Comment by faizshah

4 years ago

There’s overhead in both of these models when you try to scale centralized infrastructure at massive scale across a large number of services and teams you run into many scaling problems that your central infra teams will need to solve. In addition this model gives less flexibility to your service teams and adds certain centralized failure scenarios that might be undesirable at the scale of such a company.

Instead of this you can have central infrastructure and platform teams have partial ownership of infrastructure while service teams or departments have partial ownership. In that model a service team or department owns their own cluster with infrastructure code partially provided by the platform team running on compute infra maintained by the infrastructure team.

This model has seen much success at the scale of Amazon while maintaining SLAs and controlling costs.
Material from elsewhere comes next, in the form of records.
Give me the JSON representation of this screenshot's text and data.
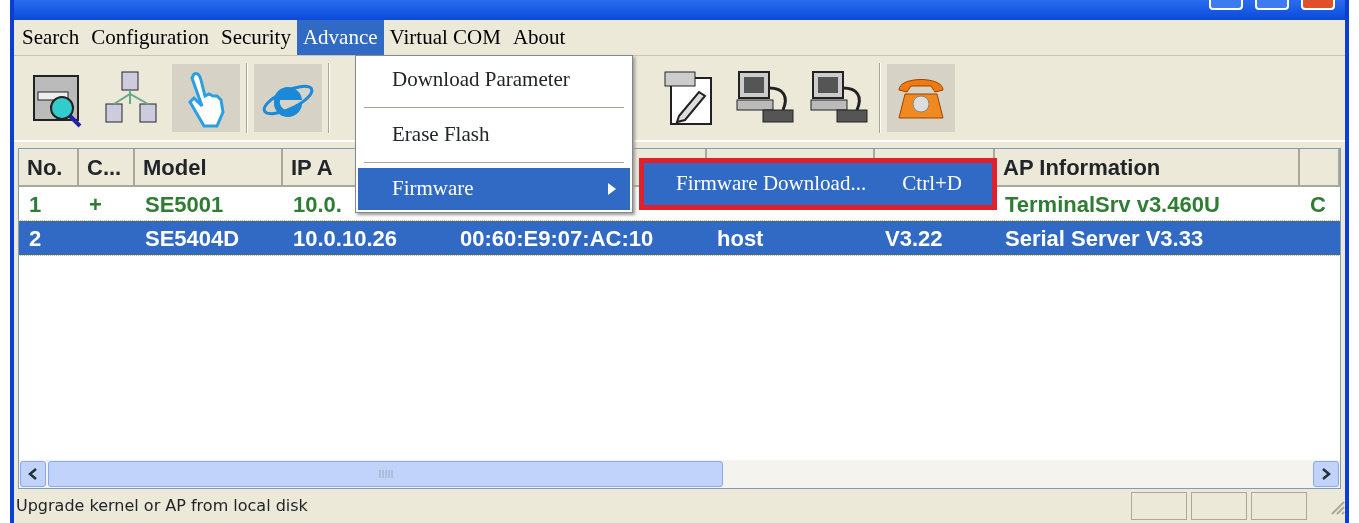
{
  "menu_bar": [
    {
      "label": "Search",
      "selected": false
    },
    {
      "label": "Configuration",
      "selected": false
    },
    {
      "label": "Security",
      "selected": false
    },
    {
      "label": "Advance",
      "selected": true
    },
    {
      "label": "Virtual COM",
      "selected": false
    },
    {
      "label": "About",
      "selected": false
    }
  ],
  "toolbar": [
    {
      "kind": "search",
      "pressed": false
    },
    {
      "kind": "network",
      "pressed": false
    },
    {
      "kind": "hand",
      "pressed": true
    },
    {
      "kind": "browser",
      "pressed": true
    },
    {
      "kind": "gap"
    },
    {
      "kind": "document",
      "pressed": false
    },
    {
      "kind": "computer",
      "pressed": false
    },
    {
      "kind": "computer",
      "pressed": false
    },
    {
      "kind": "phone",
      "pressed": true
    }
  ],
  "table": {
    "columns": [
      "No.",
      "C...",
      "Model",
      "IP A",
      "",
      "",
      "",
      "AP Information",
      ""
    ],
    "rows": [
      {
        "selected": false,
        "cells": [
          "1",
          "+",
          "SE5001",
          "10.0.",
          "",
          "",
          "",
          "TerminalSrv v3.460U",
          "C"
        ]
      },
      {
        "selected": true,
        "cells": [
          "2",
          "",
          "SE5404D",
          "10.0.10.26",
          "00:60:E9:07:AC:10",
          "host",
          "V3.22",
          "Serial Server V3.33",
          ""
        ]
      }
    ]
  },
  "dropdown": {
    "items": [
      {
        "kind": "item",
        "label": "Download Parameter",
        "selected": false
      },
      {
        "kind": "separator"
      },
      {
        "kind": "item",
        "label": "Erase Flash",
        "selected": false
      },
      {
        "kind": "separator"
      },
      {
        "kind": "submenu",
        "label": "Firmware",
        "selected": true
      }
    ]
  },
  "submenu": {
    "items": [
      {
        "label": "Firmware Download...",
        "shortcut": "Ctrl+D",
        "selected": true,
        "highlighted_frame": true
      }
    ]
  },
  "status_bar": {
    "text": "Upgrade kernel or AP from local disk"
  }
}
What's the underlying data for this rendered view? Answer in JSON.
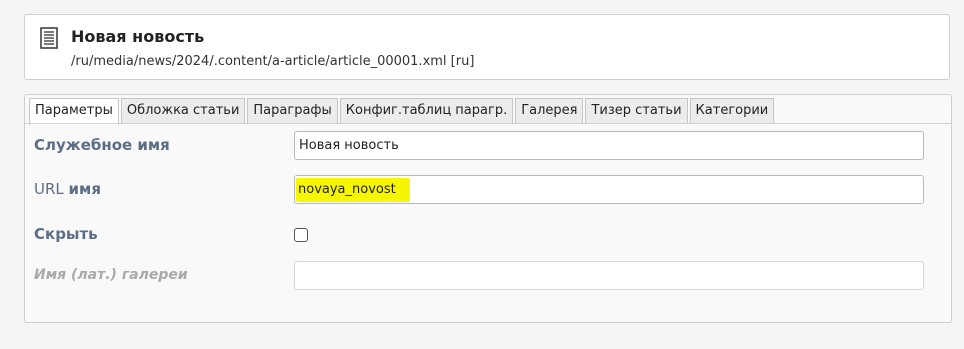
{
  "header": {
    "icon": "document-icon",
    "title": "Новая новость",
    "path": "/ru/media/news/2024/.content/a-article/article_00001.xml [ru]"
  },
  "tabs": [
    {
      "label": "Параметры",
      "active": true
    },
    {
      "label": "Обложка статьи",
      "active": false
    },
    {
      "label": "Параграфы",
      "active": false
    },
    {
      "label": "Конфиг.таблиц парагр.",
      "active": false
    },
    {
      "label": "Галерея",
      "active": false
    },
    {
      "label": "Тизер статьи",
      "active": false
    },
    {
      "label": "Категории",
      "active": false
    }
  ],
  "form": {
    "service_name": {
      "label": "Служебное имя",
      "value": "Новая новость"
    },
    "url_name": {
      "label": "URL имя",
      "value": "novaya_novost",
      "highlight_color": "#f6f600"
    },
    "hide": {
      "label": "Скрыть",
      "checked": false
    },
    "gallery_name": {
      "label": "Имя (лат.) галереи",
      "value": ""
    }
  },
  "colors": {
    "label": "#5b6e85",
    "disabled_label": "#a9a9a9",
    "highlight": "#f6f600"
  }
}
There are of course a number of drawbacks to this model at scale that you can ask any former Amazon engineer about.

I would think a similar model can be mapped to hyperscaling kubernetes where operators, cross cluster infra, and base kubernetes configs are maintained by the platform team while departments or service teams (depending on scale of team size) maintain their own clusters at whatever granularity fits the company’s scale (e.g region, datacenter).

This is also where cloud can help alleviate some pain for your platform and infra teams by using managed solutions to solve some of these problems.

In my opinion both are viable models at scale it just depends on the needs specific to your company.